First, I want to show $Gal(L|F)$ acts on the set of conjugates {$ σ_1K, · · · , σ_rK $}. Second, if we can show the isotropy subgroup of $K$ or $Stab_{Gal(L|F )}(K)$ is the normalizer subgroup $N$, then I think the desired result can be deduced from the Fundamental Theorem of Group Actions, if I am not mistaken. But I am not sure of the details hmm~
Let $G=Gal(L/F)$ and $H=Gal(L/K)$ be the subgroup corresponding to the intermediate field $K$. Let $\sigma\in G$ be arbitrary. By basic properties of group actions (also easy to verify as an exercise, ask if you need help in this step) $\sigma(K)$ is the field of fixed points of the conjugate subgroup $\sigma H\sigma^{-1}$.

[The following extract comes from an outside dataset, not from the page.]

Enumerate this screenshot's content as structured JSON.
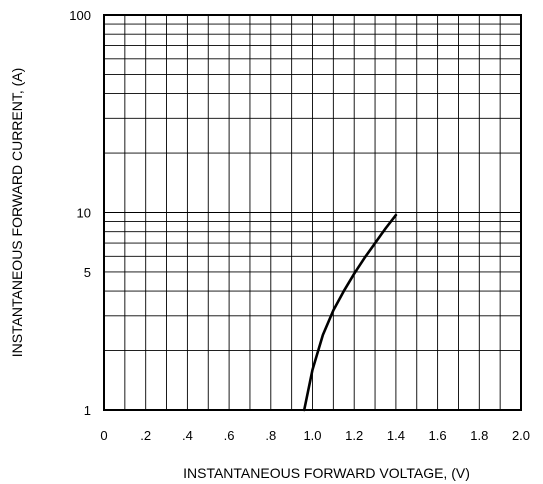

The Galois correspondence is bijective, so for any two automorphisms $\sigma,\sigma'\in G$ we have $\sigma(K)=\sigma'(K)$ if and only if $\sigma H\sigma^{-1}=\sigma' H\sigma'^{-1}$ if and only if $\sigma'\sigma^{-1}$ belongs to the normalizer $N_G(H)$. This means that the conjugate fields $\sigma(K)$ are in a bijective correspondence with the (left) cosets $\sigma N_G(H)$ of the normalizer.
Therefore the number of conjugate intermdiate fields $\sigma(K)$ is equal to $r=[G:N_G(H)]$ as claimed.